Я подумала, что он, наверное, водит меня за нос, – в телесериалах копы иногда записывают разговор на пленку, иногда нет, – но решила не заострять на этом внимание.
– Давайте попробуем еще раз. Вы Энни О’Салливан из Клейтон-Фолс?
– Да. А мы сейчас на острове Ванкувер?
– Вам это неизвестно?
– Зачем бы я тогда спрашивала?
– Да, вы сейчас на этом острове, – ответил Яблонски. Но уже со следующим вопросом его медленная и отчетливая речь исчезла. – Почему бы вам для начала не рассказать нам, где вы были?
– Я этого точно не знаю, могу только сказать, что это была какая-то хижина. Я не знаю, как туда попала, потому что я показывала выставленный на продажу дом, а тот парень…
– Что за парень? – вмешался Пеппер.
– Вы знаете этого человека? – спросил Яблонски.
Когда они заговорили – одновременно, – в моей памяти вспыхнула картинка: Выродок выходит из фургона и направляется в сторону дома.
– Это был незнакомец. Время показа дома уже почти закончилось, и я вышла на улицу, чтобы…
– На чем он приехал?
– Это был фургон.
Я видела Выродка, улыбающегося мне. Такая славная улыбка… Желудок мой свело болью.
– Какого он был цвета? Вы помните марку и модель? Вы видели эту машину раньше?
– Это «додж», думаю, «караван», желто-коричневый, новый. Это все, что я могу сказать. У него в руках была газета с объявлениями по недвижимости. Он следил за мной, и он знал всякие…
– Это не был ваш прежний клиент? Или, может быть, парень, с которым вы когда-то пересекались в баре или болтали по Интернету? – спросил Яблонски.
– Нет, нет и нет.
Он удивленно приподнял брови.
– Вы пытаетесь сказать нам, что парень похитил вас, появившись ниоткуда, просто из воздуха?
– Я ничего не пытаюсь вам рассказывать, я действительно не знаю, почему он выбрал меня.
– Мы хотим вам помочь, Энни, но сначала мы должны знать правду.
Он откинулся на спинку стула и скрестил руки на груди.
Моя рука скользнула по столу, и их блокноты и чашки с кофе полетели по воздуху. Я встала, уперлась в стол обеими руками и заорала прямо в их ошарашенные физиономии:
– Я и говорю вам правду!
Пеппер выставил вперед руки.
– Послушайте, полегче! Не надо так волноваться…

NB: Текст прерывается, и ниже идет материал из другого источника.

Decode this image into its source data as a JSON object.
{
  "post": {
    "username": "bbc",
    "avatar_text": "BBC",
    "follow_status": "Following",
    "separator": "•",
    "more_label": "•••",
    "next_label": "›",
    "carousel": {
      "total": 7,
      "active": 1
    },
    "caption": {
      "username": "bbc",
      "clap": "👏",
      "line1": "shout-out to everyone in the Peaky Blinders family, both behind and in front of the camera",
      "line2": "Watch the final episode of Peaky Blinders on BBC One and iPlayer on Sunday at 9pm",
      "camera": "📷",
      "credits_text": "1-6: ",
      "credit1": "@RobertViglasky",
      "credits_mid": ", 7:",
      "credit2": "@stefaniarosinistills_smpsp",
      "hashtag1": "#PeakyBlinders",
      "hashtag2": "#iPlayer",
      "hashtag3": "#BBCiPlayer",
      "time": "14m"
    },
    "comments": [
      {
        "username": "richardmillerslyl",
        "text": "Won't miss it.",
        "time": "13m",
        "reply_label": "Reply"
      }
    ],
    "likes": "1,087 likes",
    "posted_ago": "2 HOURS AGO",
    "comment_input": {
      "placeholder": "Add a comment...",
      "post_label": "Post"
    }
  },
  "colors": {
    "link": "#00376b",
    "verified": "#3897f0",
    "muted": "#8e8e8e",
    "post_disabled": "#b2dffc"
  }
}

Я перевернула стол. Они, пытаясь не попасть мне под руку, выскочили за дверь, а я вопила им в спину:
– Ни единого слова больше не скажу, пока мне не пришлют настоящих копов!
Оставшись в комнате одна, я потрясенно уставилась на весь этот беспорядок – я даже разбила одну из кружек. Я поставила на место стол, подняла блокнот и попыталась вытереть разлитый кофе какой-то бумажкой. Через несколько минут появился Пеппер и схватил со стола блокнот. Выставив одну руку вперед, а второй прижимая блокнот к груди, он медленно пятился к выходу.
– Просто расслабьтесь, сейчас приедут люди, которые могут с вами поговорить.
Спереди его штаны были мокрыми от кофе, который я пролила, когда переворачивала стол. Я хотела отдать ему осколки разбитой кружки и извиниться, но он пулей вылетел в дверь.
Я рассмеялась, однако длилось мое веселье всего несколько секунд. Потом я легла лбом на стол и заплакала.